Natürlich sind gut gemachte Malloreddus ein Highlight, aber soll das alles sein? Natürlich nicht!
Tatsächlich bedienen die Gastgeber aber hier Erwartungen oder versteifen sich auf »das eine, einzig richtige Rezept« (das viele Restaurants nicht mal gut kochen können, aber dazu gleich mehr).
Sie vergessen dabei, wie kreativ die Insel selbst mit ihren Malloreddus umgeht.
Das bekannteste Rezept stammt aus dem Campidano – Is Malloreddus a Sa Campidanesa – und ist eines der ältesten überlieferten der traditionellen sardischen Küche.

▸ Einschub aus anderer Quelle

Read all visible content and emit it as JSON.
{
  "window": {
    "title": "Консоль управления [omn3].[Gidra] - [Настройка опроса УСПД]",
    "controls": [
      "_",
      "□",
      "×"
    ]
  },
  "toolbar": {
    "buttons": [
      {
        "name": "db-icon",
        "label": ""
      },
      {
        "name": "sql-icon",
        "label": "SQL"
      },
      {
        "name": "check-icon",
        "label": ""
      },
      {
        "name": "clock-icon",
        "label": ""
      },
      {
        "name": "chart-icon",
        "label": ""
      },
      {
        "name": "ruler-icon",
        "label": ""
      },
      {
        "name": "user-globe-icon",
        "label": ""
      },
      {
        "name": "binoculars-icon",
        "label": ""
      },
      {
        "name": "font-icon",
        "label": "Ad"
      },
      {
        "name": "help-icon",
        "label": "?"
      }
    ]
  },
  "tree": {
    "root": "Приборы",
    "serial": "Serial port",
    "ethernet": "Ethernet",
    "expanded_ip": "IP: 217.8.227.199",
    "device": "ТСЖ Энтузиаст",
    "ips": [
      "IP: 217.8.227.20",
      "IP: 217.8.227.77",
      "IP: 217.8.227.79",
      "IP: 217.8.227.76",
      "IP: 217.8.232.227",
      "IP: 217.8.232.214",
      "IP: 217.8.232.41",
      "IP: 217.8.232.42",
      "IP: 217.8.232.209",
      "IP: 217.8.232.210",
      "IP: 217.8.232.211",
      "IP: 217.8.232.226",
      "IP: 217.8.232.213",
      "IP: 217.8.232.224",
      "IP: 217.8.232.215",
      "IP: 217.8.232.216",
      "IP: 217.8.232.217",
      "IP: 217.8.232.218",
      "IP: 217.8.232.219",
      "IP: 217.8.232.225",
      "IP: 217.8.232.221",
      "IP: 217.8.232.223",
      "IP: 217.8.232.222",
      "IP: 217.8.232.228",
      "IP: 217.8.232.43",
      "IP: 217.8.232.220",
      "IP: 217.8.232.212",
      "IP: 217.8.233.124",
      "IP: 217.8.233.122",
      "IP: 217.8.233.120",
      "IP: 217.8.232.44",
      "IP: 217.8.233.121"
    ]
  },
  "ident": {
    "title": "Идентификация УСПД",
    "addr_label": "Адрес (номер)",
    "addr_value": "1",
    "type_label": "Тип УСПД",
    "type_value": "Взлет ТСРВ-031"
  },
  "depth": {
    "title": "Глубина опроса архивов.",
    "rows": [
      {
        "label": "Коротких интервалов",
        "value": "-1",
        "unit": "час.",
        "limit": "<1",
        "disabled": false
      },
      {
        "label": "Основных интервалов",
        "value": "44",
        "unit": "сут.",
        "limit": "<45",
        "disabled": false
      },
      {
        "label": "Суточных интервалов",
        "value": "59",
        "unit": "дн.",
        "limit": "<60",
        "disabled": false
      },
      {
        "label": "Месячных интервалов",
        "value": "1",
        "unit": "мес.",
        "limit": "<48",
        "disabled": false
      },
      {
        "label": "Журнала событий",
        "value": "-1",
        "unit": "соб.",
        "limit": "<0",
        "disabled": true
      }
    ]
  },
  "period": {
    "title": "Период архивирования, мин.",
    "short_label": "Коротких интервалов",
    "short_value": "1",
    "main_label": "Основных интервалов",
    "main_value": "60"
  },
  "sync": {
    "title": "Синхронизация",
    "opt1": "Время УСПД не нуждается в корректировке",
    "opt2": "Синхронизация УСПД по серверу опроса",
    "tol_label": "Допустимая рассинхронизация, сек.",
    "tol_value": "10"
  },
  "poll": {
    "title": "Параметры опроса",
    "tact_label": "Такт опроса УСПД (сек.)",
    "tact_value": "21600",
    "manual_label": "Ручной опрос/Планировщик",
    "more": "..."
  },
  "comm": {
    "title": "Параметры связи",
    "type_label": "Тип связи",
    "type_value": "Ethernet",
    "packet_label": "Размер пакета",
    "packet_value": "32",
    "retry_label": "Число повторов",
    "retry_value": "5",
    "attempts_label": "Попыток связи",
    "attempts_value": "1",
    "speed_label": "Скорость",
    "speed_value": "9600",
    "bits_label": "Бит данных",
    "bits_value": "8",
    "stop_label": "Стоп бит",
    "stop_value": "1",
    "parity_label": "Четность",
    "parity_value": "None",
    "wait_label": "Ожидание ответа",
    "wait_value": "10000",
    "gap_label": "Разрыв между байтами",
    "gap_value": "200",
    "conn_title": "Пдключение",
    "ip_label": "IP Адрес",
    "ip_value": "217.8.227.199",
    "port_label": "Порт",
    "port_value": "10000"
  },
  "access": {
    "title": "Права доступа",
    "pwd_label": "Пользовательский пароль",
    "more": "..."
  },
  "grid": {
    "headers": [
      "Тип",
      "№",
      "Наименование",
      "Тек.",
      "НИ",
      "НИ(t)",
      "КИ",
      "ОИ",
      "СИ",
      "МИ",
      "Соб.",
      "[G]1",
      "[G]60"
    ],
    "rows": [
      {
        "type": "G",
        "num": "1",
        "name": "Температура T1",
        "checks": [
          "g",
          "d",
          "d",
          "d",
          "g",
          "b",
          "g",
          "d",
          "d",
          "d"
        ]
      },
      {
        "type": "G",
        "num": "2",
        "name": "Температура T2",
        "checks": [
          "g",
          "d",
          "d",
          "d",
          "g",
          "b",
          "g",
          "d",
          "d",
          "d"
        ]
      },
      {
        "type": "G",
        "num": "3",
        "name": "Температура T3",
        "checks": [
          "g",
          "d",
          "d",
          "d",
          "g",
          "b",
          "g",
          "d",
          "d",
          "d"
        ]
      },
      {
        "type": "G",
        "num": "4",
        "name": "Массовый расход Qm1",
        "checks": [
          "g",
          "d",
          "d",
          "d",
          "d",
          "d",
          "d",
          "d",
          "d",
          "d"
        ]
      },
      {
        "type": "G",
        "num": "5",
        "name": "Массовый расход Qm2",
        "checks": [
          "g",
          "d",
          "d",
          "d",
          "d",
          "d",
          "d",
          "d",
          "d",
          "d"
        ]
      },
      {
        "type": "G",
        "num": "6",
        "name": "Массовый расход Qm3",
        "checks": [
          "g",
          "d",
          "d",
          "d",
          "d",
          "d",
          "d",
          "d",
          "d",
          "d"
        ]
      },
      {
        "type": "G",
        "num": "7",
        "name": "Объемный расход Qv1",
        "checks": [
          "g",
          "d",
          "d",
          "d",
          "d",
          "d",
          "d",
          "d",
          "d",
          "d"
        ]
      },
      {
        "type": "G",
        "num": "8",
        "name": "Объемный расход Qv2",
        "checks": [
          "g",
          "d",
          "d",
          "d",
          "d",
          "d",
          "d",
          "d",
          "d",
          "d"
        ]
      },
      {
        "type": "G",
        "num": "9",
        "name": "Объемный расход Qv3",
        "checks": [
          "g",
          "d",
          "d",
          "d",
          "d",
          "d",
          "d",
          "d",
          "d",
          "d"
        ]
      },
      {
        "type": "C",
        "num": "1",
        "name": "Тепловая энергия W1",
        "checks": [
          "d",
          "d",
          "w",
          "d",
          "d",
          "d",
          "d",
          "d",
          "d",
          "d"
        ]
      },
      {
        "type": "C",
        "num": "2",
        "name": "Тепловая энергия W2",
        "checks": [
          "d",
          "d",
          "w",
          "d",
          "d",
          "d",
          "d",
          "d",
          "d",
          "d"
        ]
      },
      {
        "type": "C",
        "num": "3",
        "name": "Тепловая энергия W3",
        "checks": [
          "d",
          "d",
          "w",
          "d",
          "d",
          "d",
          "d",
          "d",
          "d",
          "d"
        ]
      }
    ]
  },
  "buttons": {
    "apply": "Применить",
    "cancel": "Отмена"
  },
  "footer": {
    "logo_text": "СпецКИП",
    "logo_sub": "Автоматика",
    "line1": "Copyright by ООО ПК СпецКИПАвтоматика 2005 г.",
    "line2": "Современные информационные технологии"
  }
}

In der sardischen Küche (so wie im Alltag) passiert es oft, dass gleiche Dinge unterschiedlich benannt werden. Im Sassarese nennt man diese Pasta Cicones al sugo / cigiones / zizzones, im Logudoro macarones caidos / macarones de punzu, in Nuoro cravaos.

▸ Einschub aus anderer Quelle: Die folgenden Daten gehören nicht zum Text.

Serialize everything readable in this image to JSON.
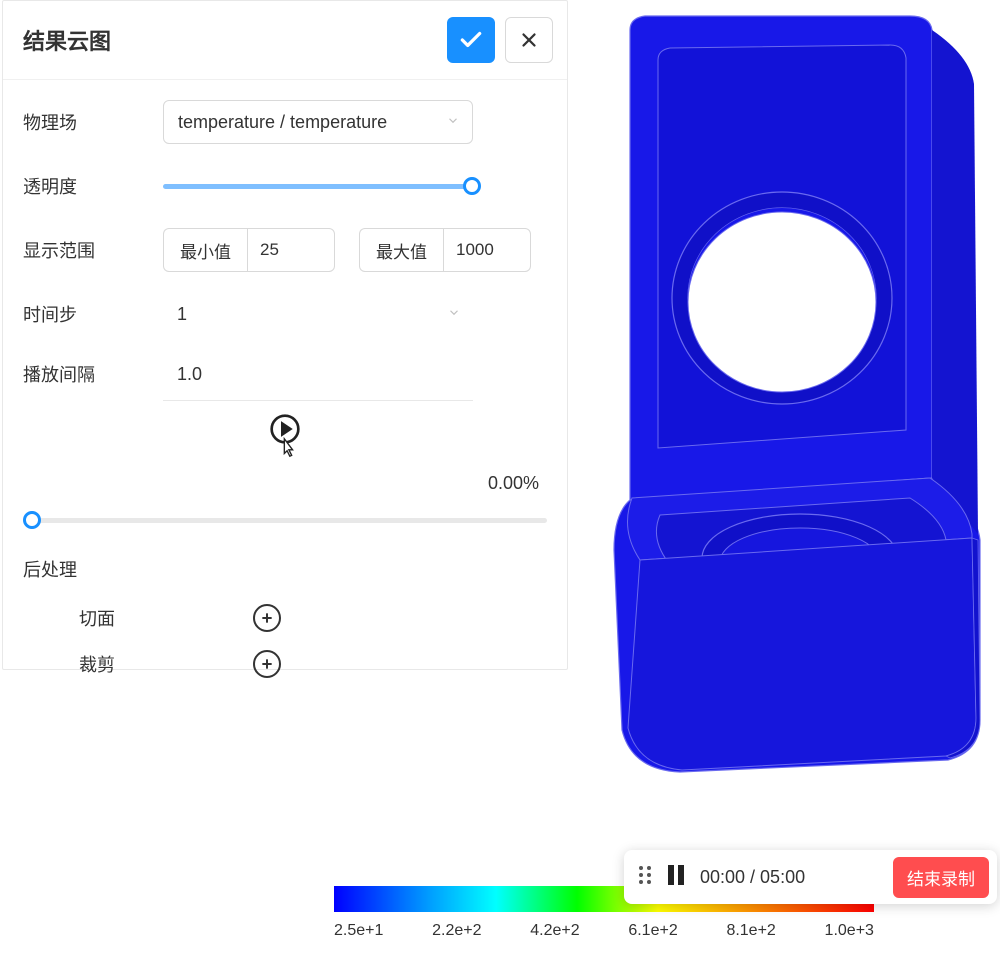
{
  "panel": {
    "title": "结果云图"
  },
  "fields": {
    "physics_label": "物理场",
    "physics_value": "temperature / temperature",
    "transparency_label": "透明度",
    "display_range_label": "显示范围",
    "min_label": "最小值",
    "min_value": "25",
    "max_label": "最大值",
    "max_value": "1000",
    "timestep_label": "时间步",
    "timestep_value": "1",
    "interval_label": "播放间隔",
    "interval_value": "1.0",
    "progress_text": "0.00%"
  },
  "postprocess": {
    "title": "后处理",
    "section_label": "切面",
    "clip_label": "裁剪"
  },
  "legend": {
    "tick0": "2.5e+1",
    "tick1": "2.2e+2",
    "tick2": "4.2e+2",
    "tick3": "6.1e+2",
    "tick4": "8.1e+2",
    "tick5": "1.0e+3"
  },
  "recording": {
    "time": "00:00 / 05:00",
    "stop_label": "结束录制"
  },
  "colors": {
    "primary": "#1890ff",
    "danger": "#ff4d4f",
    "model": "#1818e8"
  }
}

Viele Restaurants bieten sie als Gnocchetti Sardi an, aber es sind gar keine kleinen Gnocchi / Klößchen.
Das rettet den deutschen Touristen immerhin vor der Aussprachefalle (by the way: es wäre Njokki, nicht Gnotschi). Malloreddus spricht sich glücklicherweise wie geschrieben.
Nun ist es das Los eines Klassikers, dass ihm das Besondere verloren geht. Das Schaf hatte im Hinterland wirklich schon ganz tolle (oh, machen gute hausgemachte Malloreddus glücklich!!!) und gar nicht gut zubereitete: Industrieware mit Schinken statt Salsiccia – und das in einem gar nicht so billigen Restaurant an der Costa Smeralda. Vermutlich sollte das als »kreative Interpretation« durchgehen. Das ist irgendwie schief gegangen …

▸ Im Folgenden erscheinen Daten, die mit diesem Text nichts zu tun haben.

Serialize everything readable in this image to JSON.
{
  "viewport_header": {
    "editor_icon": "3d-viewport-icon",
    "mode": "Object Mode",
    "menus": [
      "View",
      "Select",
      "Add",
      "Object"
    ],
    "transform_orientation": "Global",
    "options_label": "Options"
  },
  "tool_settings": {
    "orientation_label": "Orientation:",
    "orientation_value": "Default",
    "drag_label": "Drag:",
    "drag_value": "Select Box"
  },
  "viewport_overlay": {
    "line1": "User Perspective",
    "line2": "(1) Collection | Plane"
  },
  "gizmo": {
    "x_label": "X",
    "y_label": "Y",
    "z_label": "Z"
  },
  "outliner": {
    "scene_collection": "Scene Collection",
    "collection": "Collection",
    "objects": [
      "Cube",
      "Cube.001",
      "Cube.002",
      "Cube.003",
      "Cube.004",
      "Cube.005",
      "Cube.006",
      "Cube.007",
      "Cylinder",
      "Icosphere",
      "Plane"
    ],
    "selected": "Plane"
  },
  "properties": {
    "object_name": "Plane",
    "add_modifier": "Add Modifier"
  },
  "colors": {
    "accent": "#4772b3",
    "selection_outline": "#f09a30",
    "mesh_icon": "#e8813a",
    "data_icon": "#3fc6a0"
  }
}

Sogar in manchem perfekt funktionierenden Gastronomiebetrieb (oft an den touristischen Hotspots von Einwanderern / Kontinentalitalienern geführt) mit einwandfreiem Service und solider Küche fehlt das Gespür für die sardische Tradition oder schlicht das Wissen, wie es bei der eigenen Großmutter schmeckte.
Aber: Ein Restaurant mit mittelmäßigen Malloreddus ist ja nicht gleich selbst schlecht. Manche haben ganz andere Qualitäten. Sei es die herzliche Begrüßung durch die Gastwirtin. Oder morgens vom lokalen Fischer gebrachte Fisch. Vielleicht auch die fantastische Weinkarte oder das ganz besonders üppige Antipasto di Mare.
Und bei einem traumhaften Blick auf die Berge, das Meer oder den See darf in den Malloreddus auch mal Schinken sein, da sieht Schaf gelassen drüber weg – auf ebenjene Natur.
Zurück zu den Maloreddus: Die Pasta ist aus Hartweizengrieß / semola, Salz und Olivenöl, etwa 1 bis 1,5 cm lang, geriffelt und leicht eingedreht. Eine Affenarbeit für Neulinge, sardische Hausfrauen machen sie mit links. Dazu eine aromatische Fleischsauce.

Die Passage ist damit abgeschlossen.